• U.S.

Business: Death of Andrus

4 minute read
TIME

He was supposed to be one of the ten richest men in the U. S. But when Death came to John Emory Andrus at 93 last week, the best the Press could do was to identify him as the “millionaire straphanger.” Indeed the Press never heard of the financier-philanthropist until he was past 60. And then it spotted him, a shy, parsimonious, white-bearded old gentleman, because he always rode the subway to his Manhattan office until he was 86. A few oldsters remembered that the First Citizen of Yonkers, N. Y. had served four consecutive terms in the House of Representatives a quarter century ago.

How John E. Andrus made his money was and still is something of a mystery. “I have never borrowed a dollar but I have loaned millions,” he once told a reporter. Late in the 1920-5, the Press estimated his fortune at from $100,000,000 to $800,000,000. It was undoubtedly far, far less. The only clue, misleading as it may be, is the Andrus Federal income tax in 1924, when the Treasury opened its files to the public. That year he paid a tax of $165,000, indicating an income of some $300,000, a capital of some $6,000,000. In the same year John D. Rockefeller Jr. paid $7,400,000, and George Fisher Baker and his son each paid more than $600,000. But Mr. Andrus’ tax was not dwarfed by Vincent Astor’s $285,000 and it far outstripped William Randolph Hearst’s $40,000.

A contemporary of John Davison Rockefeller, John Pierpont Morgan and Russell Sage, John Andrus made his first dollar selling a mess of fresh-caught trout to Horace Greeley, who, angling near the Andrus farm in Pleasantville, N. Y., feared to return empty handed to the editorial offices of the New York Tribune. Like most of the shrewd men who reaped richly from the U. S. industrial expansion of the 19th Century, Andrus did not hotfoot for the front in the Civil War. He caught pneumonia drilling in the rain at Hartford, Conn., was promptly discharged from the Army.

After graduation from Wesleyan University in 1862, he taught school, investing his savings on the side. About the time that Grant was fighting it out in the Wilderness, Andrus bought ten shares of Singer Manufacturing Co. stock at $65 per share. He used Singer dividends to buy more Singer stock and by 1928 his Singer holdings were worth $2,500,000.

In 1868 when oil refineries were having trouble buying plant locations because of their smoke and stench, Andrus plowed all his free capital into New Jersey waterfront property. Then he went to old Standard Oil Co. saying: ”The prevailing winds are from the northwest and any smoke will be blown over to the New York side. The people there, being outside of New Jersey, won’t be able to do anything about it.”
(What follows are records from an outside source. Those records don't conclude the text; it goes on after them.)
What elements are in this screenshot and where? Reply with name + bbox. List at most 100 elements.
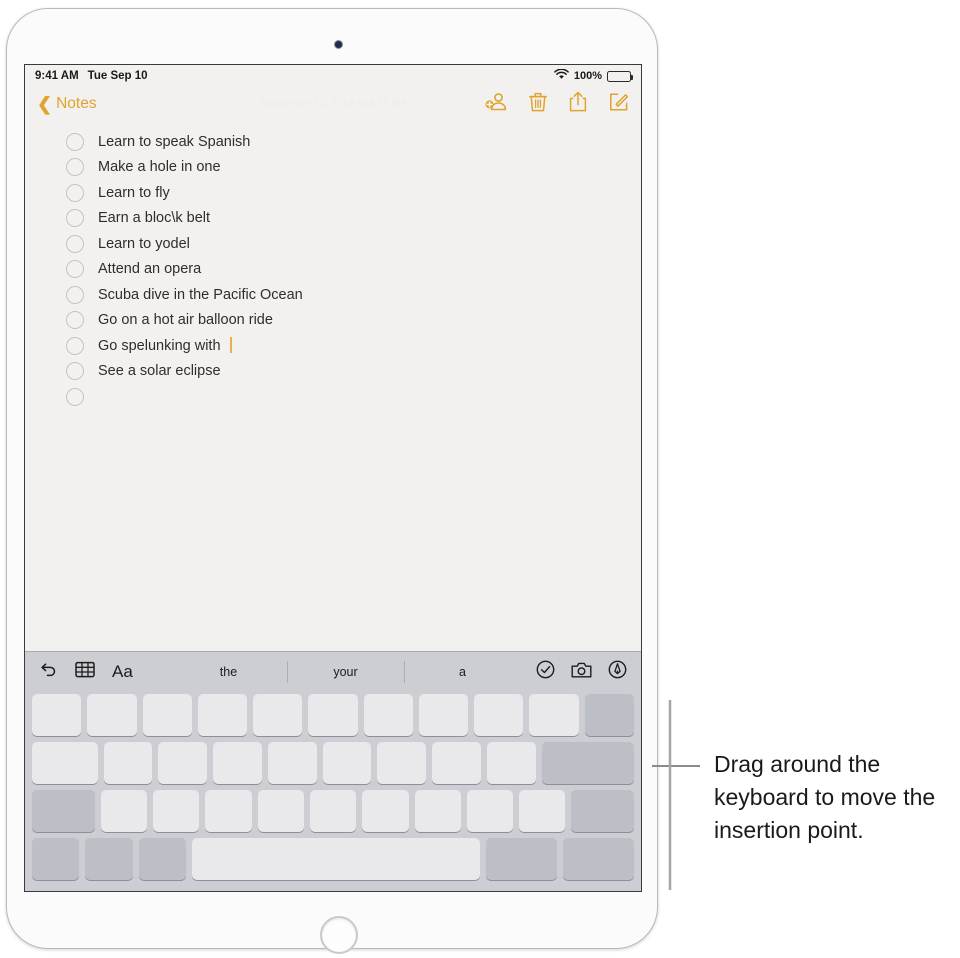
prediction-option-1[interactable]: the: [170, 665, 287, 679]
insertion-point-cursor: [229, 337, 232, 354]
keyboard-key[interactable]: [152, 790, 200, 832]
keyboard-key[interactable]: [213, 742, 262, 784]
keyboard-key[interactable]: [138, 838, 186, 880]
checklist-item-label: Make a hole in one: [98, 159, 221, 176]
checkbox-icon[interactable]: [66, 183, 84, 202]
keyboard-key[interactable]: [529, 694, 579, 736]
keyboard-key[interactable]: [257, 790, 304, 832]
keyboard-key[interactable]: [563, 838, 634, 880]
keyboard-key[interactable]: [197, 694, 248, 736]
checklist-item[interactable]: Learn to yodel: [25, 231, 641, 257]
keyboard-key[interactable]: [158, 742, 208, 784]
keyboard-row: [25, 790, 641, 832]
note-checklist: Learn to speak Spanish Make a hole in one…: [25, 121, 641, 651]
markup-pen-icon[interactable]: [608, 660, 627, 684]
checklist-item[interactable]: Attend an opera: [25, 257, 641, 283]
checkbox-icon[interactable]: [66, 311, 84, 330]
keyboard-key[interactable]: [142, 694, 192, 736]
checkbox-icon[interactable]: [66, 158, 84, 177]
keyboard-key[interactable]: [486, 838, 558, 880]
keyboard-key[interactable]: [85, 838, 133, 880]
keyboard-key[interactable]: [377, 742, 427, 784]
keyboard-key[interactable]: [474, 694, 524, 736]
checklist-item[interactable]: Go spelunking with: [25, 333, 641, 359]
keyboard-row: [25, 838, 641, 880]
checkbox-icon[interactable]: [66, 387, 84, 406]
keyboard-key[interactable]: [486, 742, 536, 784]
keyboard-key[interactable]: [322, 742, 372, 784]
keyboard-key[interactable]: [541, 742, 635, 784]
front-camera-icon: [334, 40, 343, 49]
keyboard-key[interactable]: [571, 790, 635, 832]
checklist-item-label: Go spelunking with: [98, 337, 232, 354]
keyboard-key[interactable]: [363, 694, 413, 736]
keyboard-key[interactable]: [32, 790, 95, 832]
share-icon[interactable]: [569, 91, 587, 117]
checkbox-icon[interactable]: [66, 336, 84, 355]
keyboard-key[interactable]: [362, 790, 409, 832]
keyboard-key[interactable]: [267, 742, 317, 784]
note-toolbar: ❮ Notes September 10, 2019 at 9:41 AM: [25, 87, 641, 121]
trash-icon[interactable]: [529, 92, 547, 117]
keyboard-key[interactable]: [308, 694, 358, 736]
checkbox-icon[interactable]: [66, 260, 84, 279]
checklist-item[interactable]: Earn a bloc\k belt: [25, 206, 641, 232]
keyboard-key[interactable]: [432, 742, 481, 784]
keyboard-key[interactable]: [103, 742, 153, 784]
keyboard-key[interactable]: [466, 790, 514, 832]
keyboard-key[interactable]: [414, 790, 461, 832]
checklist-item[interactable]: Go on a hot air balloon ride: [25, 308, 641, 334]
checkbox-icon[interactable]: [66, 285, 84, 304]
checklist-item-label: Learn to fly: [98, 184, 170, 201]
compose-icon[interactable]: [609, 92, 629, 117]
checklist-item-label: Learn to yodel: [98, 235, 190, 252]
camera-icon[interactable]: [571, 661, 592, 684]
checklist-item-label: See a solar eclipse: [98, 363, 221, 380]
checkbox-icon[interactable]: [66, 132, 84, 151]
battery-percent-label: 100%: [573, 70, 602, 82]
checkbox-icon[interactable]: [66, 362, 84, 381]
keyboard-key[interactable]: [32, 838, 80, 880]
undo-icon[interactable]: [39, 661, 58, 684]
keyboard-key[interactable]: [87, 694, 137, 736]
checklist-item[interactable]: Make a hole in one: [25, 155, 641, 181]
checklist-item[interactable]: Scuba dive in the Pacific Ocean: [25, 282, 641, 308]
keyboard-row: [25, 694, 641, 736]
onscreen-keyboard[interactable]: Aa the your a: [25, 651, 641, 891]
status-time: 9:41 AM: [35, 70, 79, 82]
checkbox-icon[interactable]: [66, 209, 84, 228]
wifi-icon: [554, 68, 569, 83]
add-person-icon[interactable]: [485, 92, 507, 116]
keyboard-key[interactable]: [253, 694, 303, 736]
back-to-notes-button[interactable]: ❮ Notes: [37, 95, 97, 113]
checklist-item-label: Learn to speak Spanish: [98, 133, 251, 150]
table-icon[interactable]: [75, 661, 95, 683]
text-format-button[interactable]: Aa: [112, 662, 133, 682]
prediction-option-2[interactable]: your: [287, 665, 404, 679]
callout-text: Drag around the keyboard to move the ins…: [714, 751, 936, 843]
checklist-item[interactable]: Learn to fly: [25, 180, 641, 206]
keyboard-key-rows: [25, 692, 641, 886]
keyboard-key[interactable]: [205, 790, 252, 832]
keyboard-key[interactable]: [32, 742, 98, 784]
checkbox-icon[interactable]: [66, 234, 84, 253]
checklist-item[interactable]: [25, 384, 641, 410]
checklist-item-label: Attend an opera: [98, 261, 202, 278]
keyboard-key[interactable]: [584, 694, 634, 736]
keyboard-key[interactable]: [519, 790, 566, 832]
ipad-screen: 9:41 AM Tue Sep 10 100% ❮ Notes Septembe…: [24, 64, 642, 892]
keyboard-key[interactable]: [191, 838, 481, 880]
keyboard-key[interactable]: [418, 694, 469, 736]
checklist-item-label: Scuba dive in the Pacific Ocean: [98, 286, 303, 303]
keyboard-key[interactable]: [32, 694, 82, 736]
keyboard-key[interactable]: [100, 790, 147, 832]
home-button[interactable]: [320, 916, 358, 954]
checklist-item[interactable]: See a solar eclipse: [25, 359, 641, 385]
checklist-item[interactable]: Learn to speak Spanish: [25, 129, 641, 155]
keyboard-key[interactable]: [309, 790, 357, 832]
checklist-icon[interactable]: [536, 660, 555, 684]
checklist-item-label: Go on a hot air balloon ride: [98, 312, 273, 329]
prediction-option-3[interactable]: a: [404, 665, 521, 679]
status-bar: 9:41 AM Tue Sep 10 100%: [25, 65, 641, 87]
status-date: Tue Sep 10: [87, 70, 148, 82]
Quite as slick as Andrus, the Rockefellers promptly bought all the Jersey waterfront property they could lay their hands on—but not from Andrus. When Andrus remonstrated, Standard Oil offered him stock to be” paid for out of dividends. Said Andrus a few years ago: “I soon owned the stock outright, and oh! how those shares have grown.”

Other Andrus interests included a big chemical concern, mining and timber investments in the Far West, real estate holdings from Florida to Alaska. Andrus liked to tell graduating classes that the secret of success was hard work. But John Emory Andrus made his money by never selling the U. S. short when that was good advice.

He always polished his own shoes, seldom spent more than 20¢ for his lunches. When a dog killed one of his pigs in 1933, he insisted on collecting $7.50 damages from the City of Yonkers, of which he was once mayor. His mausoleum, a Greek temple, cost $500,000.

To Wesleyan University, of which he was trustee for years, he gave large sums. He was a pillar of the Methodist Church and gave $100,000 for the maintenance of London’s City Road Chapel where lie the bones of John Wesley. He established Surdna (Andrus backward) Foundation in memory of his wife, a Swiss orphan who had been adopted by a family for whom he once worked as a farmhand. When she died in 1909 her husband could not recall her real name. Lately he converted his former Yonkers estate into a huge orphanage at a cost of about $3,000,000.

Andrus was director of New York Life Insurance Co., his only major outside business connection. Last week President Thomas A. Buckner said of him: “He was a really great character.”